Fort du succès de la série Bridgerton, Netflix verse à nouveau dans la fiction historique inclusive, en adaptant l’œuvre de Boccace, écrite vers 1350. Un tout autre registre est cependant à l’honneur puisque, alors que la première série navigue dans le badinage et les amours contrariées, Le Décaméron sillonne les eaux fétides de la peste noire et d’un humour grinçant !
La peste noire a marqué au fer rouge le 14e siècle et, avec plus de 200 millions de victimes, s’est révélée la pandémie la plus meurtrière de l’histoire. C’est pourtant au milieu de ses miasmes putrides que l’auteur florentin Boccace rédige et situe l’action de son recueil de nouvelles, Le Décaméron (littéralement « le livre des dix journées »). Avec un contexte si lugubre, on pourrait s’attendre à une œuvre tout aussi sombre, mais force est de constater qu’elle verse, tout au contraire, dans l’humour grivois et la satire sociale.
La série de Netflix retient avant tout le dispositif principal de l’œuvre originale : à la suite de l’invitation d’un riche noble, Leonardo, dix étrangers se réfugient dans sa villa de campagne afin de flâner au soleil loin de la maladie. Cerise sur ce sundae médiéval, l’un des invités (Dioneo, interprété par Amar Chadha-Patel) présente deux caractéristiques alléchantes : il est médecin, ce qui est fort utile en temps de pandémie, et doté d’un corps de Dieu dont il dénude le torse à la moindre occasion. Il accompagne son maître hypocondriaque, Tindaro (Douggie McMeekin), afin d’analyser la consistance et la couleur de ses matières fécales et ainsi de le rassurer sur sa santé. Les deux hommes s’amourachent de Licisca (Tanya Reynolds), une servante qui a usurpé l’identité de sa maîtresse Filomena (Jessica Plummer), qu’elle croit erronément morte.
On compte également un couple marié : Neifile (Lou Gala), qui professe une chasteté absolue alors que le thermomètre de sa libido est sur le point d’exploser, et Panfilo (Karan Gill) qui tente de cacher son homosexualité tout en dévorant des yeux les séduisantes boucles noires et le torse dénudé du bon docteur. S’ajoute Pampinea (Zosia Mamet) qui, à l’aube de ses 28 ans, compte bien épouser le maître des lieux afin d’échapper à un mal plus grand que la peste : devenir une vieille fille ! Elle est accompagnée de sa servante Misia (Saoirse-Monica Jackson) qui cache la femme qu’elle aime dans un tonneau.

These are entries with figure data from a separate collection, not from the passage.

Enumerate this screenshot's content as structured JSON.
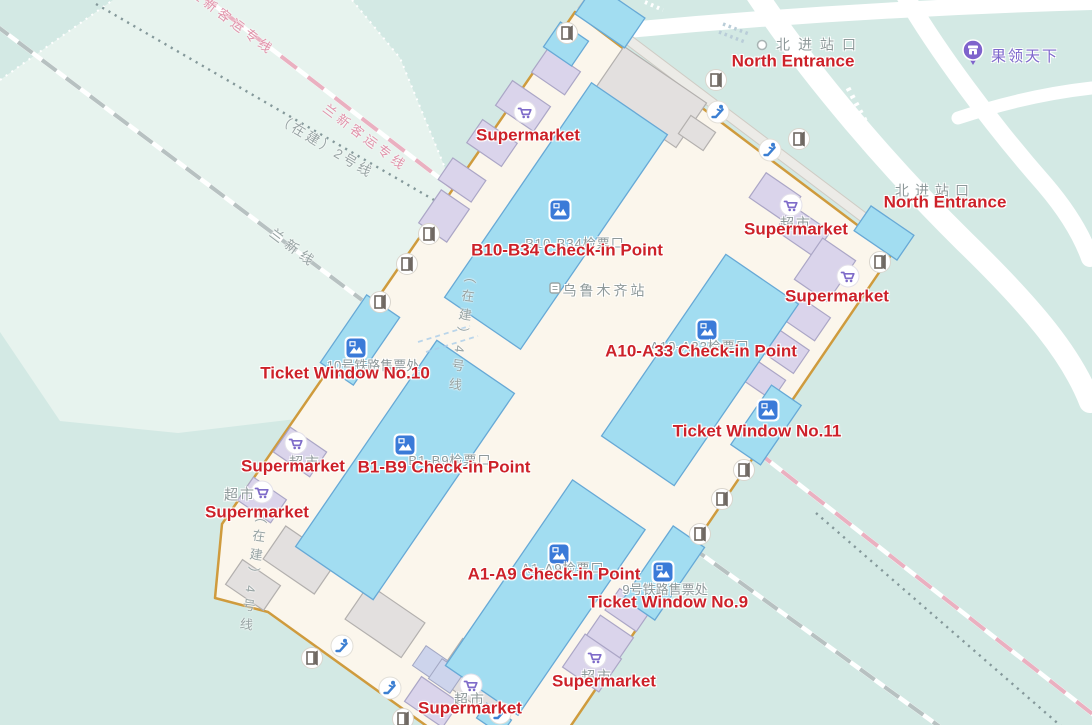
{
  "map": {
    "station": {
      "name_cn": "乌鲁木齐站"
    },
    "colors": {
      "background_teal": "#d3e9e4",
      "light_area": "#e7f3ee",
      "building_fill": "#fbf6ec",
      "building_border": "#cf9b3d",
      "checkin_fill": "#a2ddf1",
      "checkin_stroke": "#67a9d6",
      "shop_fill": "#dad4eb",
      "gray_building": "#e3e0df",
      "poi_red": "#cd2129",
      "map_gray_text": "#8e999a",
      "rail_pink": "#eab0c0",
      "purple_poi": "#7d66cc",
      "road_white": "#ffffff"
    },
    "rail_lines": [
      {
        "name": "兰新客运专线",
        "style": "pink-white-dashed"
      },
      {
        "name": "（在建）2号线",
        "style": "gray-dotted"
      },
      {
        "name": "兰新线",
        "style": "gray-white-dashed"
      },
      {
        "name": "（在建）4号线",
        "style": "under-construction-vertical-label"
      }
    ],
    "labels": [
      {
        "name": "rail-label",
        "kind": "pink",
        "text": "兰新客运专线",
        "x": 232,
        "y": 22,
        "rot": 37,
        "clickable": false
      },
      {
        "name": "rail-label",
        "kind": "pink",
        "text": "兰新客运专线",
        "x": 365,
        "y": 138,
        "rot": 37,
        "clickable": false
      },
      {
        "name": "rail-label",
        "kind": "rail",
        "text": "（在建）2号线",
        "x": 325,
        "y": 147,
        "rot": 31,
        "clickable": false
      },
      {
        "name": "rail-label",
        "kind": "rail",
        "text": "兰新线",
        "x": 293,
        "y": 249,
        "rot": 37,
        "ls": 5,
        "clickable": false
      },
      {
        "name": "rail-label-vertical",
        "kind": "railv",
        "text": "（在建）4号线",
        "x": 461,
        "y": 333,
        "rot": 8,
        "clickable": false
      },
      {
        "name": "rail-label-vertical",
        "kind": "railv",
        "text": "（在建）4号线",
        "x": 252,
        "y": 573,
        "rot": 8,
        "clickable": false
      },
      {
        "name": "north-entrance-cn-label",
        "kind": "cn",
        "text": "北进站口",
        "x": 820,
        "y": 45,
        "ls": 8,
        "clickable": true
      },
      {
        "name": "north-entrance-cn-label",
        "kind": "cn",
        "text": "北进站口",
        "x": 935,
        "y": 191,
        "ls": 6,
        "clickable": true
      },
      {
        "name": "station-name-label",
        "kind": "cn",
        "text": "乌鲁木齐站",
        "x": 605,
        "y": 291,
        "clickable": true
      },
      {
        "name": "checkin-cn-label",
        "kind": "cn",
        "text": "B10-B34检票口",
        "x": 575,
        "y": 244,
        "size": 13,
        "ls": 1,
        "clickable": true
      },
      {
        "name": "checkin-cn-label",
        "kind": "cn",
        "text": "A10-A33检票口",
        "x": 700,
        "y": 347,
        "size": 13,
        "ls": 1,
        "clickable": true
      },
      {
        "name": "checkin-cn-label",
        "kind": "cn",
        "text": "B1-B9检票口",
        "x": 450,
        "y": 461,
        "size": 13,
        "ls": 1,
        "clickable": true
      },
      {
        "name": "checkin-cn-label",
        "kind": "cn",
        "text": "A1-A9检票口",
        "x": 563,
        "y": 569,
        "size": 13,
        "ls": 1,
        "clickable": true
      },
      {
        "name": "ticket-window-cn-label",
        "kind": "cn",
        "text": "10号铁路售票处",
        "x": 373,
        "y": 366,
        "size": 13,
        "ls": 0,
        "clickable": true
      },
      {
        "name": "ticket-window-cn-label",
        "kind": "cn",
        "text": "9号铁路售票处",
        "x": 665,
        "y": 590,
        "size": 13,
        "ls": 0,
        "clickable": true
      },
      {
        "name": "supermarket-cn-label",
        "kind": "cn",
        "text": "超市",
        "x": 305,
        "y": 463,
        "ls": 2,
        "clickable": true
      },
      {
        "name": "supermarket-cn-label",
        "kind": "cn",
        "text": "超市",
        "x": 240,
        "y": 495,
        "ls": 2,
        "clickable": true
      },
      {
        "name": "supermarket-cn-label",
        "kind": "cn",
        "text": "超市",
        "x": 597,
        "y": 677,
        "ls": 2,
        "clickable": true
      },
      {
        "name": "supermarket-cn-label",
        "kind": "cn",
        "text": "超市",
        "x": 470,
        "y": 700,
        "ls": 2,
        "clickable": true
      },
      {
        "name": "supermarket-cn-label",
        "kind": "cn",
        "text": "超市",
        "x": 796,
        "y": 224,
        "ls": 2,
        "clickable": true
      },
      {
        "name": "supermarket-label",
        "kind": "poi",
        "text": "Supermarket",
        "x": 528,
        "y": 136,
        "clickable": true
      },
      {
        "name": "north-entrance-label",
        "kind": "poi",
        "text": "North Entrance",
        "x": 793,
        "y": 62,
        "clickable": true
      },
      {
        "name": "north-entrance-label",
        "kind": "poi",
        "text": "North Entrance",
        "x": 945,
        "y": 203,
        "clickable": true
      },
      {
        "name": "supermarket-label",
        "kind": "poi",
        "text": "Supermarket",
        "x": 796,
        "y": 230,
        "clickable": true
      },
      {
        "name": "supermarket-label",
        "kind": "poi",
        "text": "Supermarket",
        "x": 837,
        "y": 297,
        "clickable": true
      },
      {
        "name": "checkin-label",
        "kind": "poi",
        "text": "B10-B34 Check-in Point",
        "x": 567,
        "y": 251,
        "clickable": true
      },
      {
        "name": "checkin-label",
        "kind": "poi",
        "text": "A10-A33 Check-in Point",
        "x": 701,
        "y": 352,
        "clickable": true
      },
      {
        "name": "ticket-window-label",
        "kind": "poi",
        "text": "Ticket Window No.10",
        "x": 345,
        "y": 374,
        "clickable": true
      },
      {
        "name": "ticket-window-label",
        "kind": "poi",
        "text": "Ticket Window No.11",
        "x": 757,
        "y": 432,
        "clickable": true
      },
      {
        "name": "supermarket-label",
        "kind": "poi",
        "text": "Supermarket",
        "x": 293,
        "y": 467,
        "clickable": true
      },
      {
        "name": "checkin-label",
        "kind": "poi",
        "text": "B1-B9 Check-in Point",
        "x": 444,
        "y": 468,
        "clickable": true
      },
      {
        "name": "supermarket-label",
        "kind": "poi",
        "text": "Supermarket",
        "x": 257,
        "y": 513,
        "clickable": true
      },
      {
        "name": "checkin-label",
        "kind": "poi",
        "text": "A1-A9 Check-in Point",
        "x": 554,
        "y": 575,
        "clickable": true
      },
      {
        "name": "ticket-window-label",
        "kind": "poi",
        "text": "Ticket Window No.9",
        "x": 668,
        "y": 603,
        "clickable": true
      },
      {
        "name": "supermarket-label",
        "kind": "poi",
        "text": "Supermarket",
        "x": 604,
        "y": 682,
        "clickable": true
      },
      {
        "name": "supermarket-label",
        "kind": "poi",
        "text": "Supermarket",
        "x": 470,
        "y": 709,
        "clickable": true
      },
      {
        "name": "shop-poi-label",
        "kind": "shop",
        "text": "果领天下",
        "x": 1025,
        "y": 57,
        "clickable": true
      }
    ],
    "icons": [
      {
        "type": "checkin",
        "x": 560,
        "y": 210
      },
      {
        "type": "checkin",
        "x": 707,
        "y": 330
      },
      {
        "type": "checkin",
        "x": 405,
        "y": 445
      },
      {
        "type": "checkin",
        "x": 559,
        "y": 554
      },
      {
        "type": "checkin",
        "x": 356,
        "y": 348
      },
      {
        "type": "checkin",
        "x": 768,
        "y": 410
      },
      {
        "type": "checkin",
        "x": 663,
        "y": 572
      },
      {
        "type": "cart",
        "x": 525,
        "y": 112
      },
      {
        "type": "cart",
        "x": 791,
        "y": 205
      },
      {
        "type": "cart",
        "x": 848,
        "y": 276
      },
      {
        "type": "cart",
        "x": 296,
        "y": 443
      },
      {
        "type": "cart",
        "x": 262,
        "y": 492
      },
      {
        "type": "cart",
        "x": 595,
        "y": 657
      },
      {
        "type": "cart",
        "x": 471,
        "y": 685
      },
      {
        "type": "escalator",
        "x": 718,
        "y": 112
      },
      {
        "type": "escalator",
        "x": 770,
        "y": 150
      },
      {
        "type": "escalator",
        "x": 342,
        "y": 646
      },
      {
        "type": "escalator",
        "x": 390,
        "y": 688
      },
      {
        "type": "escalator",
        "x": 500,
        "y": 713
      },
      {
        "type": "door",
        "x": 567,
        "y": 33
      },
      {
        "type": "door",
        "x": 716,
        "y": 80
      },
      {
        "type": "door",
        "x": 799,
        "y": 139
      },
      {
        "type": "door",
        "x": 880,
        "y": 262
      },
      {
        "type": "door",
        "x": 429,
        "y": 234
      },
      {
        "type": "door",
        "x": 407,
        "y": 264
      },
      {
        "type": "door",
        "x": 380,
        "y": 302
      },
      {
        "type": "door",
        "x": 744,
        "y": 470
      },
      {
        "type": "door",
        "x": 722,
        "y": 499
      },
      {
        "type": "door",
        "x": 700,
        "y": 534
      },
      {
        "type": "door",
        "x": 312,
        "y": 658
      },
      {
        "type": "door",
        "x": 403,
        "y": 719
      },
      {
        "type": "entrance-marker",
        "x": 762,
        "y": 45
      },
      {
        "type": "station-marker",
        "x": 555,
        "y": 288
      },
      {
        "type": "shop-pin",
        "x": 973,
        "y": 50
      }
    ]
  }
}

Deux domestiques complètent la galerie des personnages : Sirisco (Tony Hale) et Stratilia (Leila Farzad), qui s’ingénient à cacher la mort de leur maître, victime de la peste, quelques heures à peine avant l’arrivée des convives. La série se veut une critique de la lutte des classes sociales où chacun professe la plus grande bienveillance envers le petit peuple, mais ne se préoccupe que de sa petite personne. La productrice exécutive, Kathleen Jordan, a d’ailleurs souligné s’être inspirée des déclarations de certaines célébrités, au début de la COVID-19, qui se plaignaient de leur mal-être tout en étant bien à l’abri dans leurs luxueuses propriétés. L’ensemble est assez amusant à regarder, mais ne frappe jamais parfaitement au cœur de la cible.
Bien que certaines répliques et scènes soient empreintes d’une bonne dose de cynisme, elles sont souvent noyées dans des jeux de marivaudage qui se révèlent lassants et frôlent parfois même le vaudeville avec son lot de portes qui claquent, de quiproquos en tout genre, de jeux de substitution et de « ciel, mon mari » ! Il y a cependant quelques trouvailles réellement hilarantes, dont un cortège de miséreux en haillons qui, sous le regard concupiscent d’une femme fuyant Florence, se transforment en mannequins aux abdominaux bien dessinés. De même pour la découverte d’un donjon secret qui incarne bien la grivoiserie, souvent indissociable des récits moyenâgeux.
INFOS | Disponibles en anglais et dans un très bon doublage français sur Netflix.